Aus aktuellem Anlass: Besonnenheit in der Medienberichterstattung

| Die Ereignisse in Norwegen sind erschütternd, zutiefst bewegend und für mich persönlich nicht einmal im Ansatz nachvollziehbar. Ich fühle mich ohnmächtig.

Ich sehe konstruktive Anregungen an unsere Branche – deren Teil ich auf eine Art bin – als einzige Möglichkeit, dieser unfassbaren Destruktion etwas entgegen zu setzen. Ich will hier NICHT in den Tenor des Kommentars in der Süddeutschen Zeitung von heute einstimmen, wonach wir den Täter in irgendeiner Form gesellschaftlich ernst zu nehmen hätten (Link zum Artikel in der SZ). „ Er brauchte die Opfer, um seinem Manifest das Gewicht einer Botschaft zu geben, die niemand ignorieren kann. Diesen Ernst zu verstehen – darum geht es jetzt. Denn dies war nicht die Tat eines Verwirrten. „, so das Schlusszitat des Kommentators!

Nein! Für mich ist dieser Täter zutiefst gestört und verwirrt. Und er lästert Gott, und sonst gar nichts, wie der Kommentator des ZDF heute journal soeben treffend bemerkte. Eine andere Einschätzung habe ich nicht, und jede andere Einschätzung wäre auch fatal und zynisch nach meinem Empfinden!

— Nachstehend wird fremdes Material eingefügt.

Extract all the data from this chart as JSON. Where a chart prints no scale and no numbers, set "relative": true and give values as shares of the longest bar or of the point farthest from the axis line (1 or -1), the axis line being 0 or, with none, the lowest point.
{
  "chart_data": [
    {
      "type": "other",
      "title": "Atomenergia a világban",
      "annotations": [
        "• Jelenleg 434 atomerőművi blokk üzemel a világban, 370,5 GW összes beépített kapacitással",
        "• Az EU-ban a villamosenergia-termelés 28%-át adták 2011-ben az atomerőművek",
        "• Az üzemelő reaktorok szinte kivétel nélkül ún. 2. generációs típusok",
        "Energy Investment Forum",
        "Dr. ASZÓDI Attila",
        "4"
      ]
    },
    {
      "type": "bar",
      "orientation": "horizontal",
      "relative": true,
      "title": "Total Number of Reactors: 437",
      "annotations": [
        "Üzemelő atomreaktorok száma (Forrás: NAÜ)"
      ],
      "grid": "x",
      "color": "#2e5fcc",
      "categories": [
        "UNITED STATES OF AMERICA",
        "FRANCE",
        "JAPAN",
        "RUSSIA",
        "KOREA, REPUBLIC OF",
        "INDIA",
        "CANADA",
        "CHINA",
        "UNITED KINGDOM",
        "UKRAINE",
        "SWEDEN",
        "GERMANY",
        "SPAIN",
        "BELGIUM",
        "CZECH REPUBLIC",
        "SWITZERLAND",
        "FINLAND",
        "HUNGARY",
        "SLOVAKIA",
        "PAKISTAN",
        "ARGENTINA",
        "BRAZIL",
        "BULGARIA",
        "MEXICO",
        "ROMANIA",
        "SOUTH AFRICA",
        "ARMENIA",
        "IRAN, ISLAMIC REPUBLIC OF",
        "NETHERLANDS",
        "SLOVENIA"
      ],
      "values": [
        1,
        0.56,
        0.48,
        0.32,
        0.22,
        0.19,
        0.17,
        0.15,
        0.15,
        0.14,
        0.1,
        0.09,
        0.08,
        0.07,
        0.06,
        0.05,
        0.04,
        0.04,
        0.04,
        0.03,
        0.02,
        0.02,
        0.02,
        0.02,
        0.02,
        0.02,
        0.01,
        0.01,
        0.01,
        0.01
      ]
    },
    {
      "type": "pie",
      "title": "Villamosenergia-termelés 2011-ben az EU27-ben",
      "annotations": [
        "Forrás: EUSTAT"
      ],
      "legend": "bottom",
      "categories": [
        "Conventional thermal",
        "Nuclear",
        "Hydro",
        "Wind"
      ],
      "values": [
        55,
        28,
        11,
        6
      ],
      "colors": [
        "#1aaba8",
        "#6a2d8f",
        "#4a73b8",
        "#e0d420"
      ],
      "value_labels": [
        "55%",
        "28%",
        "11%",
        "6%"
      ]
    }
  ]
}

Zwei Publikationen haben mich hingegen heute beeindruckt. Zum einen die Einschätzung von Psychologen, die schon lange unisono der Meinung sind, dass es zu einer elementaren Kontrollfunktion unserer Gesellschaft gehört, Amokläufern keine öffentliche Plattform zu bieten! Und damit sind vor allem die Medien gemeint, denn derartige Täter in ihrer für uns unverständlichen Weltsicht bauen vielleicht wirklich genau auf diese „grandiose“, weltweite Selbstinszenierung – wie uns das Ansinnen des Norwegen-Mörders, sich heute bei seiner Haftprüfung öffentlich zu erklären, eindrucksvoll gezeigt hat (Link zum vollständigen Artikel auf pressetext.de). Zum Glück wurde dieses Schauspiel verhindert.

Und auch der „Journalist“ hat heute sicherlich nicht umsonst seinen bereits 2009 veröffentlichten Leitfaden zur Berichterstattung bei Amokläufen erneut auf Facebook gepostet. „Dass Pressebeiträge Nachahmungstäter oder Trittbrettfahrer provozieren kön­nen, ist wissenschaftlich belegt. Auch deshalb rät der Deutsche Presserat zu besonderer Zurückhaltung bei Amokberichterstattungen. Auf Basis seiner bis­herigen Spruchpraxis, die geprägt ist von den Ereignissen in Erfurt, Emsdetten und Winnenden möchte er den Redaktionen Empfehlungen für den ethischen Abwägungsprozess geben„, ist dort zu lesen (Link zum Leitfaden des „Journalist).

Mir reicht es, wenn die elektronischen Medien ihrer so genannten Informationspflicht dahingehend gerecht werden, dass sie über ein Ereignis sachlich, prägnant und vor allem kurz informieren. Live-Coverage und Sondersendungen dazu sind unangemessen. Eine gute Zeitung gibt mir zeitversetzt alle Informationen, die ich benötige – vielleicht sogar erneut zu viele. Und ich glaube, wir alle tun gut daran, uns in solchen Situationen nicht noch über die sekundenschnell verfügbaren „Web 2.0-Medien“ den jeweils aktuellsten Link und die gerade zutreffende Einschätzung einer Situation zu übermitteln – sondern vielleicht einfach zu schweigen und in uns zu gehen im Angesicht von so viel Leid und Grauen (und hier sind direkt Betroffene natürlich explizit ausgenommen).